Most of the French papers lead on the Pope's visit to Madrid. Also in the news are the attacks near the Israeli resort of Eilat and a former French Prime Minister's involvement with efforts to broker the Libyan conflict. Barack Obama eating ice cream in the Midwest gets a mention too. Those stories, and the champagne harvest, make up today's look at the French press, Friday August 19th, 2011.
Pope Benedict 16th is dominating most of France’s front pages. The Supreme Pontiff is on a four-day visit to Madrid for events marking the Catholic Church’s World Youth Day. Le Figaro has a photo of him in his Popemobile, amid crowds in rapture.
Its other main headline is “Terrorist attacks in Israel”. Gunmen crossed from the Egyptian desert and killed eight people near the southern Israeli resort town of Eilat. It reports that Israel is on alert after three separate attacks and there are concerns about security in Egypt’s Sinai Desert which, Le Figaro says, has become less secure since Mubarak’s fall.
Rue89 Online carries the headline: "The Egyptian border is Israel’s new frontline". It says that several armed groups have made a base there and points out the tension comes as a key date approaches: the Palestinians will announce a bid for UN membership on 20th September.
The former French Prime Minister Dominique de Villepin, Nicolas Sarkozy’s arch-rival in the right wing in France, is apparently involved with talks on Libya. Le Figaro says he has met Gaddafi envoys at the Tunisian resort of Djerba and is doing so to “avoid a bloodbath in Tripoli”. He says he was asked to take part because he knows the region well. The Elysée denies that it made the request. Le Figaro was picking up on a story covered by Le Parisien-Aujourd’hui-en-France on Thursday called « Dominique de Villepin’s mysterious diplomatic trips ». It says that Villepin has made several trips to the region.
That paper is leading on the Pope’s visit to Madrid, with the headline “between fervour and tension”. It reports the Pope’s arrival followed clashes between pilgrims and anti-World Youth Day pro-secular activists. It says that though Spain has been strongly Catholic for centuries, it is less so now. The paper argues the clashes are part of the general climate of discontent in Spain. This is the country of "Los Indignados" - the Indignant Ones. Protests have taken place in many towns and cities over austrerity measures. One of the 'Indignados', Juan Lopez, tells the paper that he is not against the Pope’s visit as such but opposes one penny of public finances going to organisng his welcome. He says any such money should go to the people of Somalia.

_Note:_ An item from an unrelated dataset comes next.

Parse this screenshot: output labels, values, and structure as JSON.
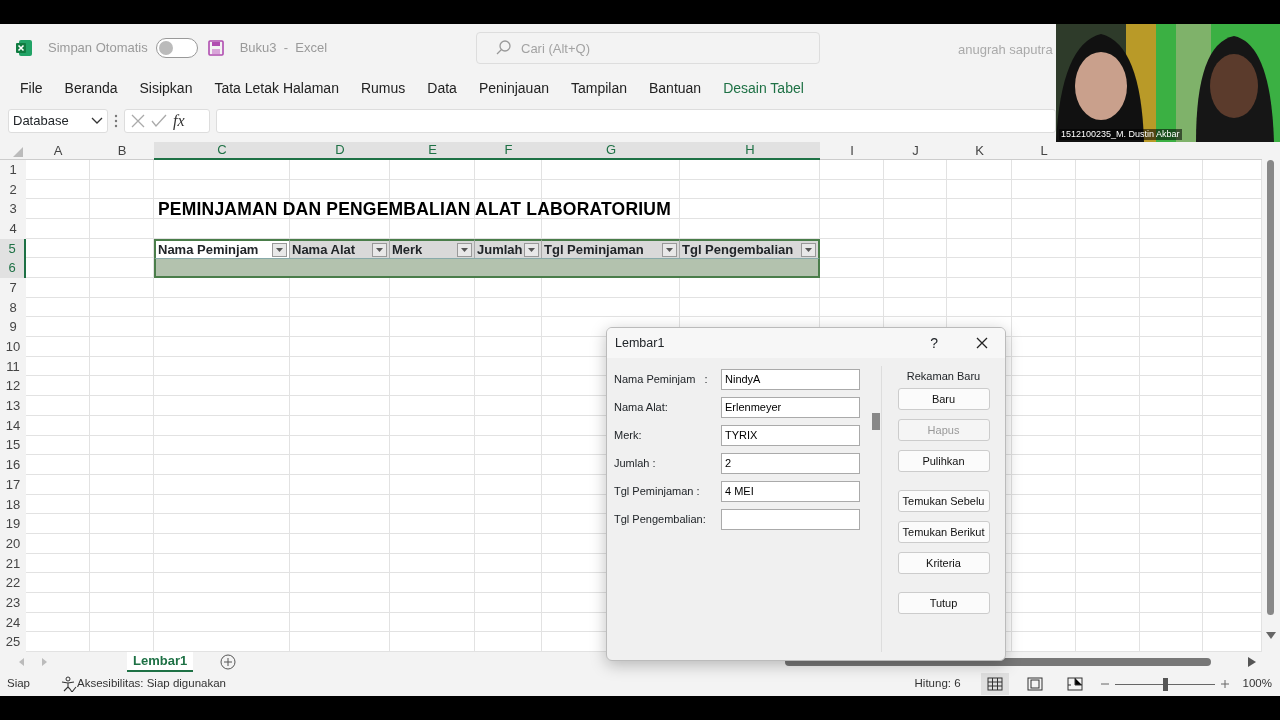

Libération is leading on the United States and Barack Obama’s bus trek in the Midwest aimed at bumping up his support. The front page photo shows Obama licking ice cream. Libération says that he is trying to pitch himself as the man of consensus after the nasty partisan squabbling to carve out a deal on the US debt crisis. Its editorial argues that he has disappointed over the economy and notes his poll rating is down to 40 per cent, according to Gallup. However, Libération concludes, that we must not rule Obama out of the race for the White House just yet. His approach of seeing voters as intelligent adults has “more or less done him well”, it says.
And back to Le Parisien-Aujourd’hui-en-France which reports that it’s going to be a great year for bubbly as the champagne harvest begins today. The harvest is exceptionally early this year because of the unusually hot and dry Spring. There's just the question of whether we'll be able to afford a bottle with all the financial doom and gloom around.